Sunday, October 12, 2014
They can't travel?
"Carriers should do their best to accommodate other passengers concerns." states the 2009 rule in the DOT airlines requirements.
It seems that a recent complaint that was voiced concerns an airline traveler and their 2 month old child. The child suffers from pet allergies and there were two small dogs sharing the cabin on their flight during the summer. The question raised was why pets were allowed to be on the plane if they were not a service animal.
There are certainly many people who wish to travel with their pets for whatever reason they have. I will leave that question for a bit and look at the larger question of whether the airlines are treating traveling animals better than human passengers, specifically, the infant with an allergy. The airlines do not charge for a ticket or seat for a child that is under one year old and most only require a health certificate for an infant under seven days old that is traveling. They will only charge for another ticket if that child will be restrained in a child seat and will not be traveling on a parent's lap.

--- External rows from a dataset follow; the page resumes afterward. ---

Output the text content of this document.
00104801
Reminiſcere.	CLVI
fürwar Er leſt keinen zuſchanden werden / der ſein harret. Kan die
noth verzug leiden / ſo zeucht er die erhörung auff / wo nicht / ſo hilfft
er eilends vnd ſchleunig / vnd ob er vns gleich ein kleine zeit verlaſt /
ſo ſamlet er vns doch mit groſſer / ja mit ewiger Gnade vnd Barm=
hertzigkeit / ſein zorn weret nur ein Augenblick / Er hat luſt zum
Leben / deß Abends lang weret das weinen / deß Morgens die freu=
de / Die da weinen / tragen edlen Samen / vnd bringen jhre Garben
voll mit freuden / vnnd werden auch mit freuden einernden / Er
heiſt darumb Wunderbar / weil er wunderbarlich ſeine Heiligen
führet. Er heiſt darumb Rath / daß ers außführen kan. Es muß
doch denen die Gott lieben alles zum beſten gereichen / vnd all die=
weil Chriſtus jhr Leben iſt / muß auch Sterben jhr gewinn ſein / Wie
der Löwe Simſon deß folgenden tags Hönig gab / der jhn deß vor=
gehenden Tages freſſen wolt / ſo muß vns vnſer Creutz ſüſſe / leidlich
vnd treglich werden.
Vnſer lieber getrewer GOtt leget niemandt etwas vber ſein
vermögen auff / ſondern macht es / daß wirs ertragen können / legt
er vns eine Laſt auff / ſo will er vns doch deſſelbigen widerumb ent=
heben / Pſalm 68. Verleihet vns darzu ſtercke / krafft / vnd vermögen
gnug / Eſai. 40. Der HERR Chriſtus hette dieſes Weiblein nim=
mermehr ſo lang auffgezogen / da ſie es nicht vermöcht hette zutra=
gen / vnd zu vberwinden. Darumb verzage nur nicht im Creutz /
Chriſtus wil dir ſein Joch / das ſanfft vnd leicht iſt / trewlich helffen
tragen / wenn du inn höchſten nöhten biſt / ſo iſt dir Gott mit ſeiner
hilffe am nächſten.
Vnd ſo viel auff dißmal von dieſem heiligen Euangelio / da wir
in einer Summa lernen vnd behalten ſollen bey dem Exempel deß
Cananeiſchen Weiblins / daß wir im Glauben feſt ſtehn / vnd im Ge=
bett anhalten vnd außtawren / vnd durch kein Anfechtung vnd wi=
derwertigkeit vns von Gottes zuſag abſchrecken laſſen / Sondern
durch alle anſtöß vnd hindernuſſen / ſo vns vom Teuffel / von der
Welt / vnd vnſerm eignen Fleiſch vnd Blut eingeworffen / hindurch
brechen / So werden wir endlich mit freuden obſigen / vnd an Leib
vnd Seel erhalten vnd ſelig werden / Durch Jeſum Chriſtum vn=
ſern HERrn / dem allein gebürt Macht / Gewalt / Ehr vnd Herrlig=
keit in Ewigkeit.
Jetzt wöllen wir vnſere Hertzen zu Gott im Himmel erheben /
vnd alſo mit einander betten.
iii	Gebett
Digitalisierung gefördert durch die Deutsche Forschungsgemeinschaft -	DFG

In comparison, my pet will be charged no matter how it is riding on the plane. Each airline sets it's own rules as to the size of the pet and carrier as well as the cost. It must travel in a pressurized cargo area, which is only certain flights, can not travel during hot months or on very long direct flights. The costs vary from $175 to $250 per pet or carrier and there may also be a limit placed on how many animals are on that specific flight. This means that if I am going to travel with my pet, I must research my flights a lot more than someone who just books the cheapest flight on a travel website.

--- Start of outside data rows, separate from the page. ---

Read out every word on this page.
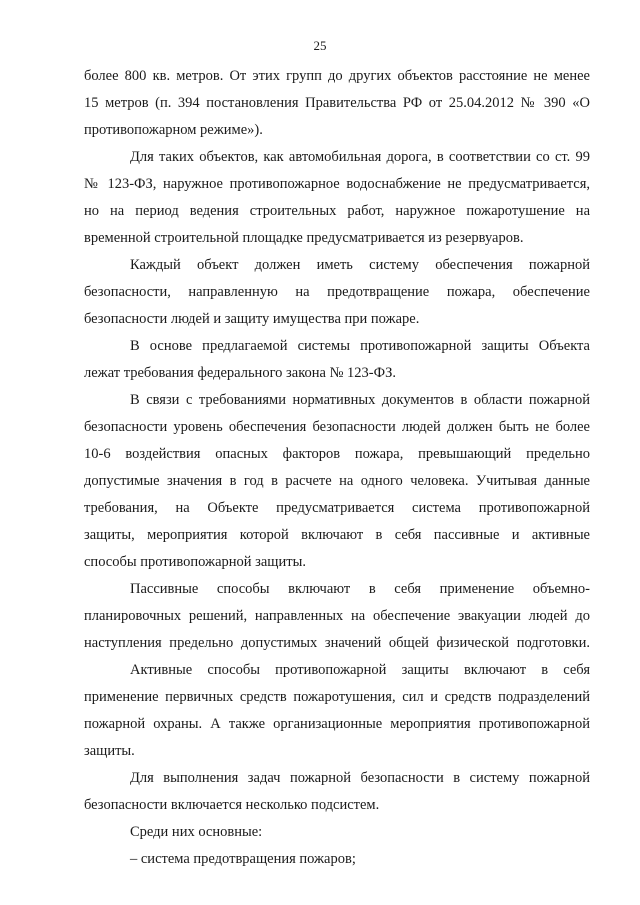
25
более 800 кв. метров. От этих групп до других объектов расстояние не менее
15 метров (п. 394 постановления Правительства РФ от 25.04.2012 № 390 «О
противопожарном режиме»).
Для таких объектов, как автомобильная дорога, в соответствии со ст. 99
№ 123-ФЗ, наружное противопожарное водоснабжение не предусматривается,
но на период ведения строительных работ, наружное пожаротушение на
временной строительной площадке предусматривается из резервуаров.
Каждый объект должен иметь систему обеспечения пожарной
безопасности, направленную на предотвращение пожара, обеспечение
безопасности людей и защиту имущества при пожаре.
В основе предлагаемой системы противопожарной защиты Объекта
лежат требования федерального закона № 123-ФЗ.
В связи с требованиями нормативных документов в области пожарной
безопасности уровень обеспечения безопасности людей должен быть не более
10-6 воздействия опасных факторов пожара, превышающий предельно
допустимые значения в год в расчете на одного человека. Учитывая данные
требования, на Объекте предусматривается система противопожарной
защиты, мероприятия которой включают в себя пассивные и активные
способы противопожарной защиты.
Пассивные способы включают в себя применение объемно-
планировочных решений, направленных на обеспечение эвакуации людей до
наступления предельно допустимых значений общей физической подготовки.
Активные способы противопожарной защиты включают в себя
применение первичных средств пожаротушения, сил и средств подразделений
пожарной охраны. А также организационные мероприятия противопожарной
защиты.
Для выполнения задач пожарной безопасности в систему пожарной
безопасности включается несколько подсистем.
Среди них основные:
– система предотвращения пожаров;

The airlines also charge if an animal is traveling in the cabin with it's owner. The prices vary from $70 to $125 plus taxes and fees as well a requirement of making the reservation before you arrive at the airport. The two month old........ no reservation or charge as long as it is sitting in a parent's lap. Animals traveling in cabin also have to fit in a carry-on sized, approved carrier.

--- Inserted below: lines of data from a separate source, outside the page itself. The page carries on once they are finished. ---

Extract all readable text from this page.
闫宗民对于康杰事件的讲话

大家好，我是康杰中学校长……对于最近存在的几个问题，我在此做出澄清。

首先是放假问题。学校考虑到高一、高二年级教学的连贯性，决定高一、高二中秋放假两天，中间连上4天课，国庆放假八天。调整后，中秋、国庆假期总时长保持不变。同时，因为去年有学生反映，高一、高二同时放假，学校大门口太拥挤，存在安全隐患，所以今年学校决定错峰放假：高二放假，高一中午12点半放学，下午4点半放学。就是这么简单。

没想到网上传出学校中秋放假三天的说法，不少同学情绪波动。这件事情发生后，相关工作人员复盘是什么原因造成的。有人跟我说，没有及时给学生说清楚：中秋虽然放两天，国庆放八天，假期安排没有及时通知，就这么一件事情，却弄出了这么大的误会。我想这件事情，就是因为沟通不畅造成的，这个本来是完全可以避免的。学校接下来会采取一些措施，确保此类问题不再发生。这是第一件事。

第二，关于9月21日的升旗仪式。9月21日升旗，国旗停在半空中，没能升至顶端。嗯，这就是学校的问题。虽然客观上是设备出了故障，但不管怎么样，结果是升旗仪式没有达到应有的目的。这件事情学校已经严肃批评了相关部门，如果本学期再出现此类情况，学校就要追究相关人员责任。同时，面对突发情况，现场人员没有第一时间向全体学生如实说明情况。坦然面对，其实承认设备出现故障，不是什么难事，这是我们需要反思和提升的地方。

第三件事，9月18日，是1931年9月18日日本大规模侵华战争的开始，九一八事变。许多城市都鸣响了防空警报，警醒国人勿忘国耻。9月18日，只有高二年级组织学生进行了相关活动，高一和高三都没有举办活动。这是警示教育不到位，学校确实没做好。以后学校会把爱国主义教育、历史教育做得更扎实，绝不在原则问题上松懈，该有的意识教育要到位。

I have traveled with animals on airlines quite often. This is not because I like to take my pet along for a vacation but because I competitively showed rabbits nationwide for many years. When there is a national convention, similar to Westminster is to the dog world, the location may be on the opposite coast that I live on. I certainly could have spent the money and time to drive across the US, stressing my vehicle, myself and my rabbits or I could relax and fly.
Step one for travel is a visit to my travel agent.......... yes, they still have these. I head there because I am not ambitious enough to try and do all the booking chutes and ladders by myself. If the animals are going as cargo, the charge applies for each set of carriers going and the agent will make the animal reservations as well as making sure there is enough room for them in a pressurized cargo hold.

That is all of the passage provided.